2007-03-11 | 農業・食育・食文化について

 070224_0244 2月22日に阿武野中学校を訪問。
 2年生の職業聞き取り授業の講師として参加。
 昨年に続き、2回目。
 
 事前に頂いた生徒からの質問に答えながら、調理師の仕事についてお話しました。お話だけだと面白くないので、ほんだしとこんぶ土居さんの10倍出汁の飲み比べもしました。
 結果としては3:7で、土居さんに軍配が上がりました。 正直、一安心。
 
 ちなみに、私が料理人として大切にしてくださいと伝えたのは、「学ぶ姿勢(謙虚な姿勢)」「協調性」「目標を持ち続ける強い意志」「集中力」です。
 あと、楽しく生きること。価値観や幸福感は人それぞれ。自分にとっての幸せややりがいが何なのか、自分と向き会って欲しいと伝えました。恥ずかしながら、全部自分に言い聞かせていることなのですけどね。

 つい先日、話を聞いてくれた生徒達から授業の感想文が届きました。                         

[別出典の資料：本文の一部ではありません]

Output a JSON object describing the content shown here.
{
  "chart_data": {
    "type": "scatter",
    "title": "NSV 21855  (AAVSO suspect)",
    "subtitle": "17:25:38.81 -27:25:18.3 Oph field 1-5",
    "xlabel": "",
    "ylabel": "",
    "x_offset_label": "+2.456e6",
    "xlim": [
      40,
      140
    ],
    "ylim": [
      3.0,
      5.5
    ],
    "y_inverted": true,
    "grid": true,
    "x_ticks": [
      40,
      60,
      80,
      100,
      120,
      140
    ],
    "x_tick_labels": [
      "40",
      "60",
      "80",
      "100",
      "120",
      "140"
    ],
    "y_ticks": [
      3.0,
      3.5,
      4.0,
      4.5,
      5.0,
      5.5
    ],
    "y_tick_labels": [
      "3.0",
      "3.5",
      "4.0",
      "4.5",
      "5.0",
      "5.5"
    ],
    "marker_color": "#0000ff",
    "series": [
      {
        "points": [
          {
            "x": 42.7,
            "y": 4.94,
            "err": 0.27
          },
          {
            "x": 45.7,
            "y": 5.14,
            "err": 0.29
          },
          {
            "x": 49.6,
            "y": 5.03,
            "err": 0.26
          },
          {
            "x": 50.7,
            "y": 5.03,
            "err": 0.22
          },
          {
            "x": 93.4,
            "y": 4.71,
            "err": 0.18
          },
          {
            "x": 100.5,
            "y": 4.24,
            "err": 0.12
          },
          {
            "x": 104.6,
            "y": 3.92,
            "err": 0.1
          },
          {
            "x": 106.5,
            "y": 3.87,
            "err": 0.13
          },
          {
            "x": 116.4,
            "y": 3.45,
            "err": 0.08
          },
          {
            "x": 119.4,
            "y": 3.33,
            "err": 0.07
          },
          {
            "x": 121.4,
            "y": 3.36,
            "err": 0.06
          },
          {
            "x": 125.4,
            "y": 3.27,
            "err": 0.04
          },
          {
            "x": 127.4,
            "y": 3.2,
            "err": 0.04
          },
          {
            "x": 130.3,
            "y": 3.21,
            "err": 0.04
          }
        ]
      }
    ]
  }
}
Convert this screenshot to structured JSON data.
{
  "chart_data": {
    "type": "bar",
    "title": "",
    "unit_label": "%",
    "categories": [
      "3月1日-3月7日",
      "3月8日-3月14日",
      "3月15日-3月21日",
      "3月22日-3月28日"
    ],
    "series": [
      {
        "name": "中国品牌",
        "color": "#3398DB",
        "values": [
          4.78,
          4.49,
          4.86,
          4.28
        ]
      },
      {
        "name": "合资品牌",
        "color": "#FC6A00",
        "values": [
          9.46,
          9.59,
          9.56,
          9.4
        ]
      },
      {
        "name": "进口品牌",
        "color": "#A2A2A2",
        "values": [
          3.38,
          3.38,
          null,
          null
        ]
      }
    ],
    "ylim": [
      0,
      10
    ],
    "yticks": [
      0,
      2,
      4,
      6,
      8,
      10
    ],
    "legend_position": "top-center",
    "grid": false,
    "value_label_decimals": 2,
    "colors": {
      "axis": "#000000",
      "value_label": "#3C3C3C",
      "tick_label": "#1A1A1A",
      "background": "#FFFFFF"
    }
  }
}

出汁の飲み比べの感想や授業の際に見てもらった包丁のことなど、やはりリアルに見たり・体感するほうが印象に残るようですね。中には、「食材を使い切る話を聞いて、ごはんを残さなくなりました。」とか、「話を聞いて、もっと積極的にがんばろうと思いました。」という嬉しいコメントもありました。少しくらいは、生徒さんのこれからに役に立てたでしょうかね。もしそうなら、とても嬉しい事です。